30 Haziran 2010

sorular ve sorular

3.20' de uyuyor olmam mı iyiydi yoksa uyanık olmam mı? bu cevabını asla öğrenemeyeceğim bir soru.

bencillik

ben "bunu yapamadım." dediğimde lütfen, "tamam senin yapamamana sebebim ama ben de yapmadım." demeyin bana. bu hiç bir şeyi daha iyi yapmayacak çünkü.

şansıma;

sonraki blog' a tıklaya tıklaya bir sürü güzel blog keşfetmenin mutluluğunu yaşıyorum şu sıralarda.

balo sonrası notlar

bu yazı dilaraya yazdığım özet mesajı ve kaana yazdığım yakınmanın çok da ilerisinde olmayacak büyük ihtimalle, bir adım ileri giderim umuduyla yazıyorum.
her şey hayal etmekte bitiyormuş. ve bu gece hayal ettiğimin çok dışında gelişti. işte bu yüzden belki de çok güzel olduğu halde gerektiği tadı vermiyor. "ağzımda hep tadı var, üzüm gibi paslı bitince geçmez."
ve aylardır sabrediyordum, haklı olduğumu görmek için. bunun için fazla bedel ödemiş çok fazla şey kaybetmiştim sonunda duymam gerekeni duydum. "ve bazen gerektiği kadar değer vermiyorum insanlara."
bir de bir dans... belki sadece söz verdiğimiz için gerçekleşen o dans. "hiç" kelimesini aradan kaldıran ama sadece bununla yetinen dans. benim korkularım mı yoksa senin doğru seçimlerin miydi onu bitiren? ve biliyoruz ki hiç bir anlamı yok bunları konuşmanın. ama' larım ve belki' lerim o kadar çok çoğaldılar ki, kuracağım tek bir cümlede binlerce ama yazabilirim ve başka bir ama tutuyor şimdi kolumdan.
ve o veda. bütün gecedir o hayali görmemişken üç gündür onu merak ediyorken üç gündür kaan' ı merak ediyorken yapılan o veda. tam olarak hatırlayamadığım o cümlede şimdi içimi kemiren bir şeyler var. ve hayır kaan' a aşık olduğum falan yok. "belki" de o yüzden bu kadar önemli olanlar. ve evet kaan' la baloda tek bir dans bile yoktu.
ve bütün bunlara rağmen dans ettim. bu "vuuu" kızlarının danslarından mıydı emin değilim. sadece, evet uzun zaman sonra eğlendim. uzun zaman sonra gerçekten güzel hissettim. belki kimse görmedi fark etmedi ama ben fark ettim. ve buna ihtiyacım vardı. gerçekleşmeyen o hayallere ihtiyacım olduğu gibi.

28 Haziran 2010

belirsizlik

telefonun mesajları silmeye eskilerden değil de yenilerden başlaması canımı yakıyor nedense.
bugün tam olarak birilerine yakınacak ruh halinde olduğumu fark ediyorum ama bana yakınılması öfkemi kontrol etmemi engelliyor. aslında tek sorun eylülde nerede olacağımı bilememem. çünkü nerde olursam mutlu olurum bilmiyorum. bu; alışmak, tanımak sonucu mutlu olmak değil zaten o mutluluk da değil sadece alışmak, bu gerçekten bir yerde bulunacağın için mutlu olmakla ilgili.
kararlar almaya, içimde sakladıklarımı sahiplerine söylemeye ihtiyacım var. ama son zamanlarda bunu yapınca karşılığında duyduklarım sevimli şeyler değildi.
şimdi kalacak mıyım gidecek miyim bilmiyorum ya, sonlar yazıyorum kafamda belki de asla gerçekleşmeyecek sonlar.
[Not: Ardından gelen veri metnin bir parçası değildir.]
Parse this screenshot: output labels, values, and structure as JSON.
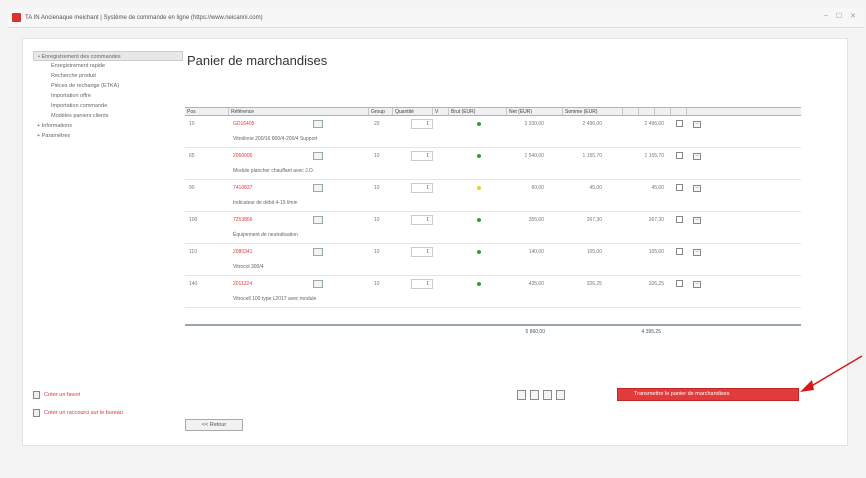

tatil başladı ve ben ilk günü temizlik yaparak geçirdim.

temizlikten kastım elime geçen kağıtları sağa sola fırlatmaktı. aslında direk torbaya doldurabilir böylece belimin ağrımasını engelleyebilirdim ama yine de bunu yapmak rahatlatıcıydı.

sonra an education' u izledim. esas kızın yaptığı aptallıkların aynısını ben de yapardım dedim kendime. düşünsenize biri geliyor ve siz hayatınızı üzerine koyduğunuz her şeyi bir anda elinizin tersiyle itiyorsunuz?

bütün bunlardan sonraysa elbisemi, on santimlik ayakkabılarımı giyip evde bir kaç tur attım. ve yarın baloda bugüne kadar sürdürdüğüm bütün kavgalara ara verme kararı aldım. çünkü tam da yarın ara verirsem belki yeniden başlamam. belki üzerimdeki o kocaman yüklerden bir kısmını atmış olurum.

geri dönüş

aylar sonra sessiz sedasız döndüm.
"biraz daha büyümüş ama hala tam değil."
evet kendimle ilgili fikrimi sorsanız diyebileceğim tek şey bu.
belki çok daha fazlasını söyleyebilirim, arada anlatmadığım ama yaşanmış pek çok şey var. peki tam da şimdi, hakikaten artık her şeyi arkada bırakabilecekken geçmişe dönmek saçma değil mi? ya da tüm defterleri kapatmadan geleceğe dönemem deyip iyice eşelemeli mi geçmişi? her ikisinin de sağlıksız tarafları olduğunu gördükten sonra olduğun ana çakılıp kalıyorsun. işte tam da şu an olduğu gibi. önüme bakmak içinse o lanet sınavın sonucu görmem gerektiğini fark ediyorum. onu beklerken oyalanacak bir şey bulamazsam delirebilirim. ne olacak böyle bilmiyorum ve aylar sonra nefes alır gibi yazıyorum...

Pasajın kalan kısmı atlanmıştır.